T tax dilemma

To the editor:

I sympathize with Grant Goodman’s Sept. 27 letter against the transit sales taxes. It is unfortunate this proposed funding for the T is a regressive tax. It’s also unfortunate the City Commission declined to continue the T’s mill-levy funding.

A number of people tried to prevent events from turning out that way. Those of us who are now endorsing the two sales taxes to keep public transit alive in Lawrence had this debate among ourselves and with our own consciences. Many of us decided, however, that most of those same persons who would be unfairly burdened by a sales tax, would suffer even greater harm if the T disappeared. In a mobile and spread-out society such as ours, lack of transportation is a major handicap to almost all aspects of people’s lives. Try handing your car keys to a friend and asking them to swear they won’t return them for a week, no matter how insistently you demand it.

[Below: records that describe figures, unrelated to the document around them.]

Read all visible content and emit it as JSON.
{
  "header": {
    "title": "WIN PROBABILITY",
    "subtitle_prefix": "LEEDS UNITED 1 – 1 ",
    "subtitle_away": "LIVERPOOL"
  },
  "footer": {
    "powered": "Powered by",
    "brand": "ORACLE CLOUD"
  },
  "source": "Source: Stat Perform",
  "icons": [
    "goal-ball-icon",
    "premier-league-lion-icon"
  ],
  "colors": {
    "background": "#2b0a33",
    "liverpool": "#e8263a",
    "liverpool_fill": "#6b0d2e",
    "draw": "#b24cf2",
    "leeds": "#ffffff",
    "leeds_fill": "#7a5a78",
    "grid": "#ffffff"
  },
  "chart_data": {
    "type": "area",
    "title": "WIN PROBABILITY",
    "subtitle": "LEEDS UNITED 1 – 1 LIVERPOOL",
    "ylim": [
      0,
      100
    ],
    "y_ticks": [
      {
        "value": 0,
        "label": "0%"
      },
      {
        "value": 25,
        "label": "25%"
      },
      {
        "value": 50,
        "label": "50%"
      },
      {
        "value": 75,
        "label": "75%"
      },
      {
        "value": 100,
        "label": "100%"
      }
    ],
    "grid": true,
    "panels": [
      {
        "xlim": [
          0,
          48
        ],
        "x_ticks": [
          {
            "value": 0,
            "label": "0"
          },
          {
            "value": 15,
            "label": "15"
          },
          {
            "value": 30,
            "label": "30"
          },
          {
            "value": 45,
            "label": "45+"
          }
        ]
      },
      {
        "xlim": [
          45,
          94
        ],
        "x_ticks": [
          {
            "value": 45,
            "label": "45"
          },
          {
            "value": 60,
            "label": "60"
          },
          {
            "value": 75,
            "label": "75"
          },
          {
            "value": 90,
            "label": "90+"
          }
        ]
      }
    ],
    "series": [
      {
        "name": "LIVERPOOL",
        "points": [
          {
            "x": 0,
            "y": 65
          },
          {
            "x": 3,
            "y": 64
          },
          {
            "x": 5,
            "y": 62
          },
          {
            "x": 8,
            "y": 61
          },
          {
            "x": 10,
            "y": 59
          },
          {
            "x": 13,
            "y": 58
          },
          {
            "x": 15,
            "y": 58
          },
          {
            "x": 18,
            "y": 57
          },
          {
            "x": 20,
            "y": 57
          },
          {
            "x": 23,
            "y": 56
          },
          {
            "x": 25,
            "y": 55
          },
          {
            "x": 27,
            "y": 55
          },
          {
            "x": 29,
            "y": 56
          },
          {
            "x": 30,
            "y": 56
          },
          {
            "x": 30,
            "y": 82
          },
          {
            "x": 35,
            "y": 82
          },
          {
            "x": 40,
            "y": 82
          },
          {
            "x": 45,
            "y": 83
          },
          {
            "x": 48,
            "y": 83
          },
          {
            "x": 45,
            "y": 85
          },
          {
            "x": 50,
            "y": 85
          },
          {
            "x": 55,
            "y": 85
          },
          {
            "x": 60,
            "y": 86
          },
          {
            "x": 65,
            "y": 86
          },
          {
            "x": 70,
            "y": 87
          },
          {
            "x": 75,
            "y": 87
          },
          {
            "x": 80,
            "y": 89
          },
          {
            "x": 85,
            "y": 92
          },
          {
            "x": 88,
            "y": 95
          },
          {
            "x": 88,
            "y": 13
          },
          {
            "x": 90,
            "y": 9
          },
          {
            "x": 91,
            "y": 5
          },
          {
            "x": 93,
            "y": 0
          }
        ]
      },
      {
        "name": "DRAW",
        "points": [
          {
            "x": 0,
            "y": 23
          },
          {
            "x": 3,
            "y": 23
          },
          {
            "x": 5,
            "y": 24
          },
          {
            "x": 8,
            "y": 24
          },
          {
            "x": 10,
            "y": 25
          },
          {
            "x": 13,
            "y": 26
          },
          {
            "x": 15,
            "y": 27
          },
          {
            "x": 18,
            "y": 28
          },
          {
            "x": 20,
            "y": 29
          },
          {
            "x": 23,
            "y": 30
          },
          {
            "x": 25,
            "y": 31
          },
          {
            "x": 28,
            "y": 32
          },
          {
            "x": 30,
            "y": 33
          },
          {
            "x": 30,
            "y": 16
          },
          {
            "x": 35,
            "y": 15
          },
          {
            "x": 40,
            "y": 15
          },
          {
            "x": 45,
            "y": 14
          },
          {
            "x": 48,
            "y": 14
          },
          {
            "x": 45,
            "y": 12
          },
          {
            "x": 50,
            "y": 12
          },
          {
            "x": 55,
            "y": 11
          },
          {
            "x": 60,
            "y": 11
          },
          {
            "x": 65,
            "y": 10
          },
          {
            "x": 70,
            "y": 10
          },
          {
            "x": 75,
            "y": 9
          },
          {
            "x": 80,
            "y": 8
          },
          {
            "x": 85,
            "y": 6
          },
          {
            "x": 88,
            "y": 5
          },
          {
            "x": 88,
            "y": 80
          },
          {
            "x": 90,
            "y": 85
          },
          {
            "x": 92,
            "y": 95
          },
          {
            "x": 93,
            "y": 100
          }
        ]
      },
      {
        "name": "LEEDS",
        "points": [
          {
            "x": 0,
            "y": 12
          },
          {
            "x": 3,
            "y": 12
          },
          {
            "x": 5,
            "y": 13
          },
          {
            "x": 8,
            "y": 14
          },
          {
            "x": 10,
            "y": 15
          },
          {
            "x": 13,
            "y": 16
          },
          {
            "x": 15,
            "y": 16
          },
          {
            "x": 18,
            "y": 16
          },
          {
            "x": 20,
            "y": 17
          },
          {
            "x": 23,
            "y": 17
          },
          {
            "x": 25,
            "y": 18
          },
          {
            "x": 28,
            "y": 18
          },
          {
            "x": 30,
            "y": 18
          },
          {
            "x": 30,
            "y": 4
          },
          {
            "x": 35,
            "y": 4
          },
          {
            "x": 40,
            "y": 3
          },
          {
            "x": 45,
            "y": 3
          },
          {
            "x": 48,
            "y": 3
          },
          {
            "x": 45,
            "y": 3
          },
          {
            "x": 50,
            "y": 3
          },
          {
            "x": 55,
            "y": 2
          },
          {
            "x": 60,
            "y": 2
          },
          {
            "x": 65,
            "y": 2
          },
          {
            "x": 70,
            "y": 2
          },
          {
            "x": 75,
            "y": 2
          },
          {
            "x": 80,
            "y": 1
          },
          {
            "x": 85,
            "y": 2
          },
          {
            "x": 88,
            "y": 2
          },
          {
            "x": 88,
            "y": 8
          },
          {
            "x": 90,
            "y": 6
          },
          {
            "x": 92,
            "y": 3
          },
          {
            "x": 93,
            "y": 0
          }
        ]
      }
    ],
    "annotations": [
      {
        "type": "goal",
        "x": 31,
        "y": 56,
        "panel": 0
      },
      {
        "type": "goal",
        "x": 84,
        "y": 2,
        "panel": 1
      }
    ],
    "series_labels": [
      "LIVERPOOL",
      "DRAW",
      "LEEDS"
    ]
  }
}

The City Commission made a major mistake in cutting the T out of its 2009 budget, but I don’t want to punish the innocent who will be hurt most by that failing. Since the commissioners now seem willing to take steps to fix that error, I feel I must support that effort.

I don’t want to belittle Mr. Goodman’s opinion or that of others who share it. I simply wanted to offer the perspective of someone who has struggled with this moral conflict himself, and come to a different conclusion.